What I don’t fully understand, is this is a stability not performance related issue, how the system goes non responsive for hours, and nothing is using the NFS exports. As I suggested in the OP, I was surprised to find no cache for this ZFS based system etc
Sadly, there may not be any budget to provide SSDs for use with this server, so, I’ll destroy the pool, and re-create with no DeDupe and Compression and see if this is stable,otherwise a new OS is required.
If the pool can be nuked, and you want to use it for VMs, then I’d follow the advice re: using striped mirrors, not Zx VDEVs for that use case. For general purposes, a pool consisting of a couple of Z2 VDEVs should fly at several hundred MB/s unless you’re dealing with a lot of small files.
TrueNAS doesn’t use a fast front-cache system to file stuff later the way some SSDs and SMR HDD do it. The best way to implement that is either a SSD scratch pool or implementing a SVDEV where the dataset in question is designed to reside solely in the SSD sVDEV pool by designating all files in it as “small files”. Svdevs are a great tool but have to be handled with great care. Given your experience level with TrueNAS, I’d likely avoid implementing one.
A fast Optane SLOG could help a bit, as could a persistent, metadata-only L2ARC. The former will be expensive (if you want a fast one), the latter can be done with just about any single SSD (mostly reads + a few writes, is redundant so L2ARC failure will not affect the pool).
So thanks for the comments, so far.

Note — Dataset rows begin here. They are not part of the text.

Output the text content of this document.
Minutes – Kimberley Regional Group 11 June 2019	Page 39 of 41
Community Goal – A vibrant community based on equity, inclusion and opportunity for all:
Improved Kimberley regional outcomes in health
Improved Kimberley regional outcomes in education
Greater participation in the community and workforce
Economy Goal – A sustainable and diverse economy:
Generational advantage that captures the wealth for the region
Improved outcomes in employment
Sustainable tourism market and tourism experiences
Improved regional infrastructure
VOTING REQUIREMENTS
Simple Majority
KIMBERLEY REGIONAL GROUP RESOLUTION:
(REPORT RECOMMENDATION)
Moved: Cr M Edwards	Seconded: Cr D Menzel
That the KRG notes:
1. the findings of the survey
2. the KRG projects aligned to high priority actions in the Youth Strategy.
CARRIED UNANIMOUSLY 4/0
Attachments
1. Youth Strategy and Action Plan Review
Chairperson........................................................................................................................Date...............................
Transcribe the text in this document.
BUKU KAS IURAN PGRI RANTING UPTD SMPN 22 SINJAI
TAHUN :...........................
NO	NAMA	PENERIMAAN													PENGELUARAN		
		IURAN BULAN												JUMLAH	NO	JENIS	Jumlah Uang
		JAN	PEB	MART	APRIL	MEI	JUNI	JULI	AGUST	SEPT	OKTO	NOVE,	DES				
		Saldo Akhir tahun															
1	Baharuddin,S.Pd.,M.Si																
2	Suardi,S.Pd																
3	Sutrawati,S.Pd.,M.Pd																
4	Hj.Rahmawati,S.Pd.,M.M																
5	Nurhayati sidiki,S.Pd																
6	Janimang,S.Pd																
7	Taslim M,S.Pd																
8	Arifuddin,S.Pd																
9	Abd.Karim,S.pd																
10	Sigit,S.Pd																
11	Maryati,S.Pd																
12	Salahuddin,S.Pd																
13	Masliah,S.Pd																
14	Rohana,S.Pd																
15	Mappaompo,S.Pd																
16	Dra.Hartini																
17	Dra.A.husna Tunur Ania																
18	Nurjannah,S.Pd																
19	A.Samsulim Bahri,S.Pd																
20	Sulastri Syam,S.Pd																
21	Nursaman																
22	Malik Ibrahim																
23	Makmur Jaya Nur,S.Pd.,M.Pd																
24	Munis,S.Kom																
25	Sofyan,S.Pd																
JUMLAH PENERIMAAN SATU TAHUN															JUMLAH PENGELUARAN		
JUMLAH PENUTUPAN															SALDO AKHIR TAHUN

Which is a poorly configured vendor supplied NAS!
Oddly, stability seems to have improved and NOTHING has changed.
Anyhow we are copying the current data off, to reconfigure the storage.
So if budget is not forthcoming, and we are stuck with what we have which is
16 x HGST Ultrastar DC HC520 (He12)
Device Model: HGST HUH721212ALE604
for the storage pool, as the OS is installed on SSDs
What is the best configuration we can expect, if we want to use for ISO, Templates and VMs (this are not requriing production workloads, we have vSAN for that)
Well, a big question is what sort of VMs? A handful of small servers that need to store their boot device and little else? Or serious workstation sort of things that will be doing tons of I/O to disk?
nothing strenuous, all that is on vSAN, simple Linux and Windows OS (Server) not VDI or workstations. This is just a scratch box really it’s cheap storage when compared to Pure, NetApp, vSAN, All flash arrays, somewhere to store ISOs and Templates, and some low resource VMs.
Just OS Boot
e.g. student wants to spin up Ubuntu Server for test